À la maison d’arrêt de Blois, les agents sont devenus la dernière roue du carrosse, pendant que l’administration remplace les roues… par des surveillants et des gradés épuisés.
L’établissement ne tient plus que par le professionnalisme et le sens du devoir de ses agents, toutes filières confondues : greffe, personnels de surveillance, gradés et postes fixes. Des agents sans cesse rappelés sur leurs jours de repos…

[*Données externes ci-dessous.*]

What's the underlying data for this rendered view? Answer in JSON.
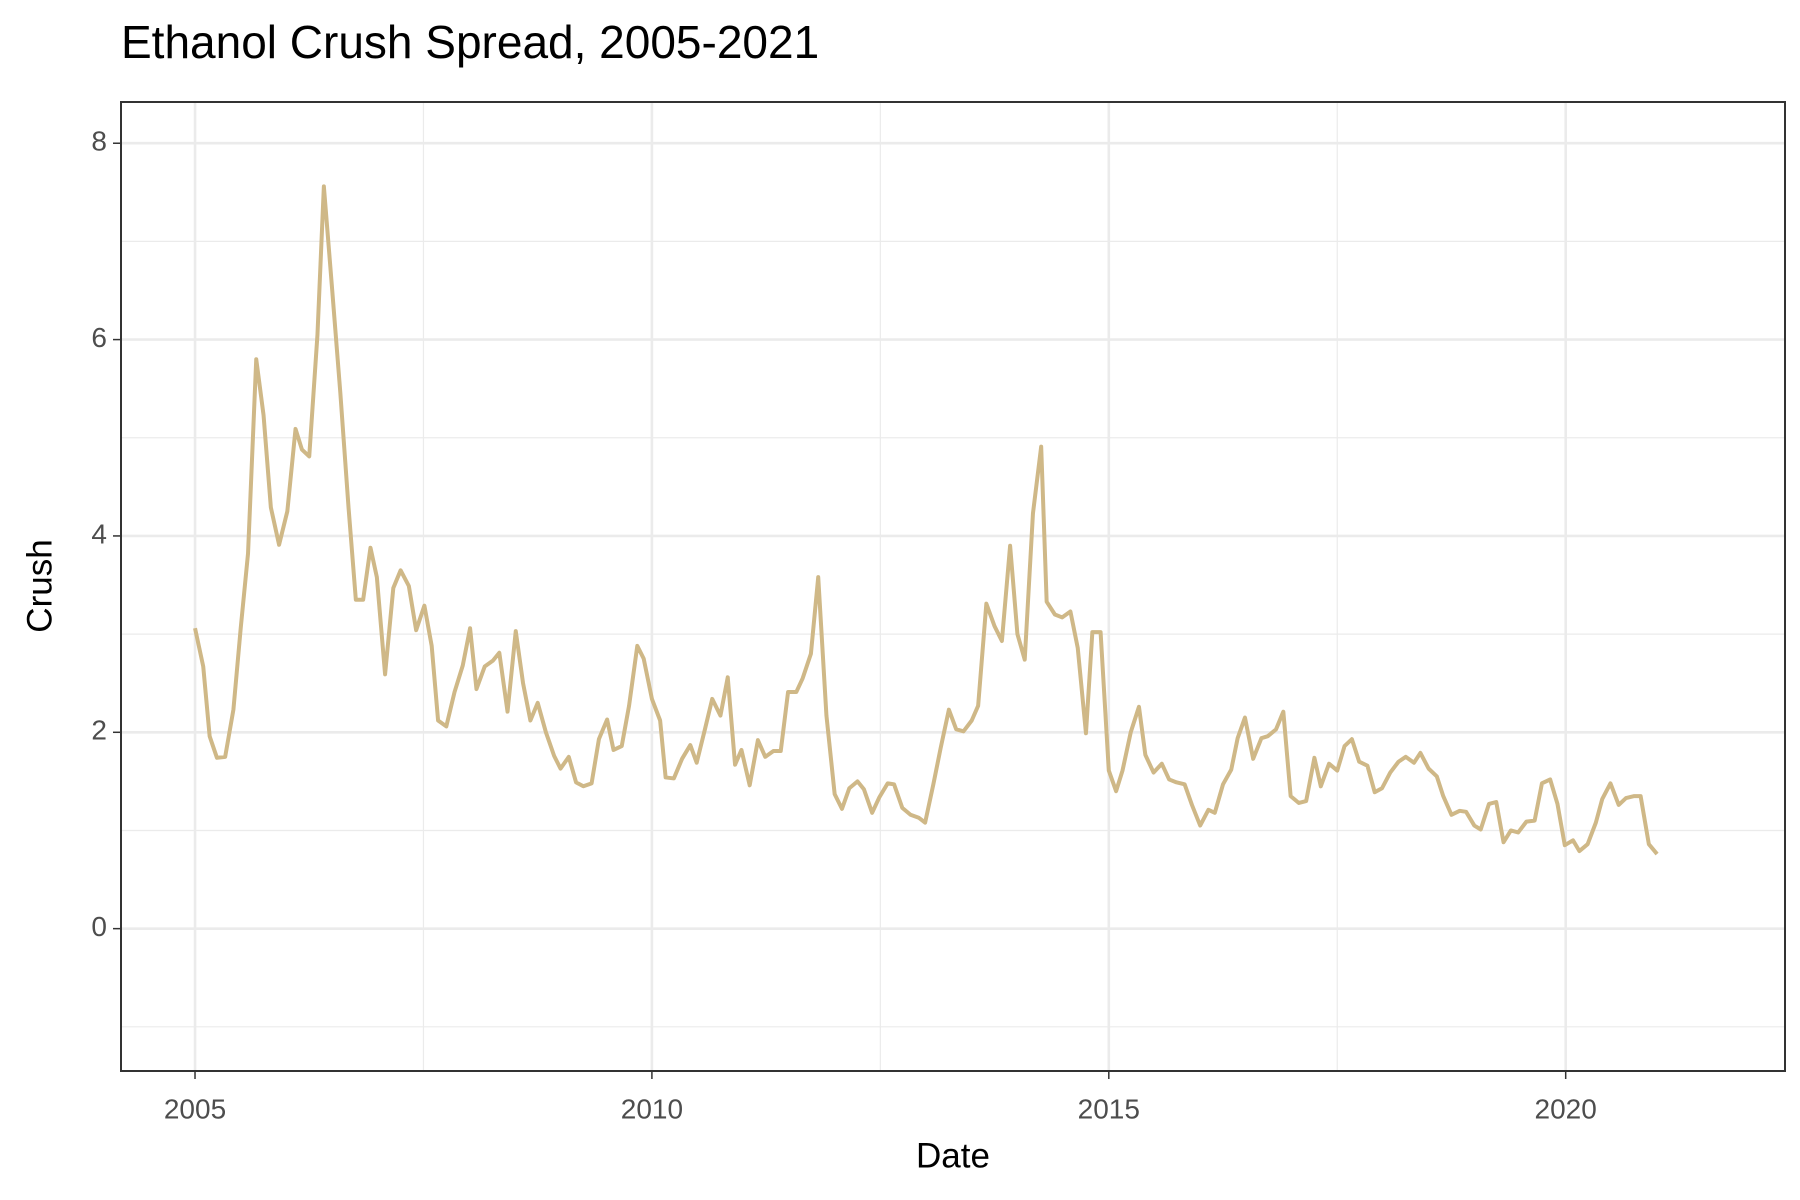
{
  "chart_data": {
    "type": "line",
    "title": "Ethanol Crush Spread, 2005-2021",
    "xlabel": "Date",
    "ylabel": "Crush",
    "color": "#cfb887",
    "grid": true,
    "xlim": [
      2004.19,
      2022.4
    ],
    "ylim": [
      -1.45,
      8.42
    ],
    "xticks": [
      2005,
      2010,
      2015,
      2020
    ],
    "yticks": [
      0,
      2,
      4,
      6,
      8
    ],
    "x": [
      2005.0,
      2005.09,
      2005.16,
      2005.24,
      2005.33,
      2005.42,
      2005.5,
      2005.58,
      2005.67,
      2005.75,
      2005.83,
      2005.92,
      2006.01,
      2006.1,
      2006.17,
      2006.25,
      2006.34,
      2006.41,
      2006.5,
      2006.59,
      2006.68,
      2006.76,
      2006.84,
      2006.92,
      2006.99,
      2007.08,
      2007.17,
      2007.25,
      2007.34,
      2007.42,
      2007.51,
      2007.59,
      2007.66,
      2007.75,
      2007.84,
      2007.93,
      2008.01,
      2008.08,
      2008.17,
      2008.26,
      2008.33,
      2008.42,
      2008.51,
      2008.59,
      2008.67,
      2008.75,
      2008.84,
      2008.93,
      2009.0,
      2009.09,
      2009.17,
      2009.25,
      2009.34,
      2009.42,
      2009.51,
      2009.58,
      2009.67,
      2009.75,
      2009.84,
      2009.91,
      2010.0,
      2010.09,
      2010.15,
      2010.24,
      2010.33,
      2010.42,
      2010.49,
      2010.58,
      2010.66,
      2010.75,
      2010.83,
      2010.91,
      2010.98,
      2011.07,
      2011.16,
      2011.24,
      2011.33,
      2011.41,
      2011.49,
      2011.58,
      2011.65,
      2011.74,
      2011.82,
      2011.91,
      2012.0,
      2012.08,
      2012.16,
      2012.25,
      2012.32,
      2012.41,
      2012.49,
      2012.58,
      2012.65,
      2012.74,
      2012.83,
      2012.92,
      2012.99,
      2013.08,
      2013.16,
      2013.25,
      2013.33,
      2013.41,
      2013.5,
      2013.57,
      2013.66,
      2013.75,
      2013.83,
      2013.92,
      2014.0,
      2014.08,
      2014.17,
      2014.26,
      2014.32,
      2014.41,
      2014.49,
      2014.58,
      2014.66,
      2014.75,
      2014.82,
      2014.91,
      2015.0,
      2015.08,
      2015.15,
      2015.24,
      2015.33,
      2015.4,
      2015.49,
      2015.58,
      2015.66,
      2015.74,
      2015.83,
      2015.91,
      2016.0,
      2016.09,
      2016.16,
      2016.25,
      2016.34,
      2016.41,
      2016.49,
      2016.58,
      2016.67,
      2016.74,
      2016.83,
      2016.91,
      2016.99,
      2017.08,
      2017.16,
      2017.25,
      2017.32,
      2017.41,
      2017.5,
      2017.58,
      2017.66,
      2017.74,
      2017.83,
      2017.91,
      2017.99,
      2018.08,
      2018.17,
      2018.25,
      2018.34,
      2018.41,
      2018.5,
      2018.59,
      2018.66,
      2018.75,
      2018.84,
      2018.91,
      2019.0,
      2019.07,
      2019.16,
      2019.24,
      2019.32,
      2019.4,
      2019.48,
      2019.57,
      2019.66,
      2019.74,
      2019.83,
      2019.91,
      2019.99,
      2020.08,
      2020.15,
      2020.24,
      2020.33,
      2020.4,
      2020.49,
      2020.58,
      2020.66,
      2020.75,
      2020.82,
      2020.91,
      2021.0
    ],
    "values": [
      3.06,
      2.67,
      1.96,
      1.74,
      1.75,
      2.23,
      3.06,
      3.82,
      5.8,
      5.23,
      4.29,
      3.91,
      4.25,
      5.09,
      4.88,
      4.81,
      6.05,
      7.56,
      6.52,
      5.46,
      4.29,
      3.35,
      3.35,
      3.88,
      3.58,
      2.59,
      3.47,
      3.65,
      3.49,
      3.04,
      3.29,
      2.88,
      2.12,
      2.06,
      2.41,
      2.68,
      3.06,
      2.44,
      2.67,
      2.73,
      2.81,
      2.21,
      3.03,
      2.5,
      2.12,
      2.3,
      2.0,
      1.76,
      1.63,
      1.75,
      1.49,
      1.45,
      1.48,
      1.93,
      2.13,
      1.82,
      1.86,
      2.27,
      2.88,
      2.75,
      2.34,
      2.12,
      1.54,
      1.53,
      1.73,
      1.87,
      1.69,
      2.03,
      2.34,
      2.17,
      2.56,
      1.67,
      1.82,
      1.46,
      1.92,
      1.75,
      1.81,
      1.81,
      2.41,
      2.41,
      2.55,
      2.8,
      3.58,
      2.17,
      1.37,
      1.22,
      1.43,
      1.5,
      1.42,
      1.18,
      1.34,
      1.48,
      1.47,
      1.23,
      1.16,
      1.13,
      1.08,
      1.47,
      1.84,
      2.23,
      2.03,
      2.01,
      2.12,
      2.27,
      3.31,
      3.08,
      2.93,
      3.9,
      3.0,
      2.74,
      4.23,
      4.91,
      3.33,
      3.2,
      3.17,
      3.23,
      2.86,
      1.99,
      3.02,
      3.02,
      1.61,
      1.4,
      1.61,
      2.0,
      2.26,
      1.77,
      1.59,
      1.68,
      1.52,
      1.49,
      1.47,
      1.26,
      1.05,
      1.21,
      1.18,
      1.47,
      1.62,
      1.94,
      2.15,
      1.73,
      1.94,
      1.96,
      2.03,
      2.21,
      1.35,
      1.28,
      1.3,
      1.74,
      1.45,
      1.68,
      1.61,
      1.86,
      1.93,
      1.7,
      1.66,
      1.39,
      1.43,
      1.59,
      1.7,
      1.75,
      1.69,
      1.79,
      1.63,
      1.55,
      1.35,
      1.16,
      1.2,
      1.19,
      1.05,
      1.01,
      1.27,
      1.29,
      0.88,
      1.0,
      0.98,
      1.09,
      1.1,
      1.48,
      1.52,
      1.27,
      0.85,
      0.9,
      0.79,
      0.86,
      1.08,
      1.32,
      1.48,
      1.26,
      1.33,
      1.35,
      1.35,
      0.86,
      0.76
    ]
  }
}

Des personnels de roulement enchaînant jours et nuits sans récupération réelle…
Une équipe en service en 12 heures structurellement sous-dotée…
Un fonctionnement qui repose exclusivement sur l’abnégation, jamais sur des moyens adaptés ! Des règles pour certains, des sacrifices pour d’autres !
Pendant que les personnels ELSP bénéficient à juste titre d’un repos réglementaire minimum de 9 heures entre deux missions, les gradés, eux, seraient des surhommes ?
Astreinte 98 maintenue, nuits à incidents multiples suivies d’une journée de 12 heures, présence exigée, coûte que coûte.
Est-ce humain ? Est-ce responsable ? Est-ce moralement défendable ?
Faudra-t-il attendre un accident grave, un incident grave, un burn-out irréversible, un suicide, pour que l’administration reconnaisse enfin l’évidence :
- La maison d’arrêt de Blois est structurellement sous-dimensionnée.
- Nos revendications sont claires, légitimes et chiffrées.
- Nous exigeons la réévaluation immédiate de l’organigramme de référence :
Surveillance :
Portage de l’effectif à 48 surveillants minimum, conformément aux établissements de même catégorie au sein de la direction interrégionale.
Encadrement :
6 gradés minimum, afin de mettre fin définitivement à l’aberration qu’est l’astreinte 98, indigne d’un service public moderne. Il ne s’agit ni de privilèges ni de confort, mais de sécurité, de continuité de service et de respect des agents.
Liberté – Égalité – Fraternité : pour qui exactement ? La devise de la République ne peut être à géométrie variable.
L’égalité, c’est le droit au repos pour tous, quel que soit l’établissement.
La fraternité, c’est la reconnaissance du travail accompli.
La liberté, c’est le droit à une vie personnelle et à des cycles de travail humains et soutenables.
Aujourd’hui, les agents ne sont plus considérés que comme des variables ajustables, sommés de compenser les carences structurelles de l’administration. L’administration doit leur donner des moyens, elle doit s’en donner les moyens.
À défaut, elle portera l’entière responsabilité de la dégradation continue des conditions de travail, de la perte d’attractivité de l’établissement et des conséquences humaines qui en découleront.
Le respect ne se proclame pas. Il se démontre.